Large predatory dinosaurs are his forte, especially the therapods ("beast-foot" dinosaurs believed to be in the lineage of modern birds). For his doctoral thesis, he chose to look into Acrocanthosaurus atokensis. "It is essentially the same size as a T-Rex and looks superficially similar but with big spines along its back," he said.

It lived 110 million years ago in North America; its fossils have been found in Texas and Oklahoma.

"I picked this dinosaur because it is big, and there are fossil tracks and foot prints that are supposed to be from this dinosaur," says Bates. "The proportions of its limbs are some of those most different from modern birds: very long thigh and short ankle bones compared with the short thigh and long ankle bones of birds. With these differences, how they would move is a very interesting question."

Image courtesy Animal Simulation Laboratory

A mixture of science and best guesses

Bates sought to answer this question by creating a grid-enabled computer model of this 'T-Rex with big spines' on a stroll, using NGS resources. The first step is to digitize the dinosaur's skeleton. Using laser scanners, a museum's near-complete skeleton of Acrocanthosaurus is captured as a three-dimensional frame.

"That gives us a 3-D skeleton on the computer that we can spin around and look at," explained Bates. Then skin and muscle is added to the model using the same software animators use for cartoons. "This part is completely subjective," says Bates.

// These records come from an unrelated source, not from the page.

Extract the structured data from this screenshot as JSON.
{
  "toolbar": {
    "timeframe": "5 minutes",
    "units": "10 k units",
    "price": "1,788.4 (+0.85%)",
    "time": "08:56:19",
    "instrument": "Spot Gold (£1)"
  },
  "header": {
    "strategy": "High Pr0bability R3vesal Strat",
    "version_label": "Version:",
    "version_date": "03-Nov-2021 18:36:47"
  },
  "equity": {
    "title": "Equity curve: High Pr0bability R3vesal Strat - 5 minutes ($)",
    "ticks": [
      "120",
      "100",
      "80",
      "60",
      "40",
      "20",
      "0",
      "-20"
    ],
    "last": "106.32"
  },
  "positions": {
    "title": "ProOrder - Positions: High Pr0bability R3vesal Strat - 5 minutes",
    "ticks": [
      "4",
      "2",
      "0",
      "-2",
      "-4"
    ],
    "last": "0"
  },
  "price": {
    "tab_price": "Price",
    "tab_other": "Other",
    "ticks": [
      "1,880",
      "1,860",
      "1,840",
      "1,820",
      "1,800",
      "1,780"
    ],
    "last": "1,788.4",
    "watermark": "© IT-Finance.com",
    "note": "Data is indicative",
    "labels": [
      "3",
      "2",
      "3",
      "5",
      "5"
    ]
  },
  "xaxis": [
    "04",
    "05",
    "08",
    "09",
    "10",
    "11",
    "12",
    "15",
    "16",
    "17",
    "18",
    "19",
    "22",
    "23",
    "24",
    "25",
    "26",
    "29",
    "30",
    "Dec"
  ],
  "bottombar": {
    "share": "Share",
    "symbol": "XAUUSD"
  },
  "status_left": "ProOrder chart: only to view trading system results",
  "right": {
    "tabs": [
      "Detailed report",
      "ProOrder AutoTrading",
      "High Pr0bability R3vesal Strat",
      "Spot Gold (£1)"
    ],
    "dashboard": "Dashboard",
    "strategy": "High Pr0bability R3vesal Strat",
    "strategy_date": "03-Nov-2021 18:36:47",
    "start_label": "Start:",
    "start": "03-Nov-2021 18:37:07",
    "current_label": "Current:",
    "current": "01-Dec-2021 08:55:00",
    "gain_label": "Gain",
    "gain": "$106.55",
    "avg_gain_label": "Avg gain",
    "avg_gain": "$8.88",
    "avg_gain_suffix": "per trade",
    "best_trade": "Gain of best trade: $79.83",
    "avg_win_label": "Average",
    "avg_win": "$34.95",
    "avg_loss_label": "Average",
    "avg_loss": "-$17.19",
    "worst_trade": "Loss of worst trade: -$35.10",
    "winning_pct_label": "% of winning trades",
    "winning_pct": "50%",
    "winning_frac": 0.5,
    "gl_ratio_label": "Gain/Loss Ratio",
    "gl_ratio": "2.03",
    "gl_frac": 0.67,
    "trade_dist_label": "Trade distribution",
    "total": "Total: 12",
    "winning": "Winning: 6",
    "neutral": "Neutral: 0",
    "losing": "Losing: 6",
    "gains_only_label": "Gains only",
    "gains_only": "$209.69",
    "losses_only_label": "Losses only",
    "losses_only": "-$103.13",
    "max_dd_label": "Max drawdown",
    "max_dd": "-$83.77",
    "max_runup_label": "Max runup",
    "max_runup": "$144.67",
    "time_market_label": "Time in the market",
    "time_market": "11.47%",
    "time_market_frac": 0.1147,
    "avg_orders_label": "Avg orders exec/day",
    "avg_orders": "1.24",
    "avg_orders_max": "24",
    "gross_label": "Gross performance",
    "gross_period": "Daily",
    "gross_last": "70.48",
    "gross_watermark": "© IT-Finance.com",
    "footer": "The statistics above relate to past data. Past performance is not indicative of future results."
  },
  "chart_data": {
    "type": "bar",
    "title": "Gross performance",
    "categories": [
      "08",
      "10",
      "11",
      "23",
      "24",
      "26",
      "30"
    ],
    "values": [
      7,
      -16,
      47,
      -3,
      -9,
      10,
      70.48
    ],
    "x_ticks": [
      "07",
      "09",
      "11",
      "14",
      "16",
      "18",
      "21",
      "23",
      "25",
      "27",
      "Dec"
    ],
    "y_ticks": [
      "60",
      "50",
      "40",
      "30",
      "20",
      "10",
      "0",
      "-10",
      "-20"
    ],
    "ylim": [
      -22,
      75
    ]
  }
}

This also makes it the most tricky, because setting body mass determines center of mass. His best guess for Acrocantusosaurus is about six tons, with a possible range of five to seven. Heavier than that and the dino is obese to the point of immobility; thinner than that and it is just skin-covered bones.

This model is then split into sections since - due to the computational load - it isn't feasible to move every joint in the animal individually. Tail-trunk-neck and head are grouped into one theme, and joints are added in the legs, between thighs, shanks, ankles and feet. Bates then adds muscles to this model: another very subjective area. Muscle size is the biggest determinant of the dinosaurs' speed.

"We then put the model in a physics environment - and computer representation of the real world's properties - which allows us to simulate gravity and begin working on the animals' movements."

By his best guess, this dinosaur ran at about an average running speed of 15 miles per hour (24.5 kph) and would have walked at about 5.5 mph (9 kph), faster than the average humans - but not the fastest ones.

Capturing the minds of the public

Bates is also very involved in sharing his science with the public, working with museums and speaking to the media. He believes this not only draws young people to the field, but also helps the public understand the scientific process and contemporary science issues.

"Public engagement is very rewarding," he says, "and very important. Especially in a field like paleontology, where there is little direct economic benefits emerging from the science. In the majority of cases you get a fairly quiet or modest response from parents and kids but every now and again you strike up a really enthusiastic discussion or get an excited response, and it really feels worthwhile.

It's actually amazing how often you speak to scientists in other fields who tell you that fossils were their first big scientific interest."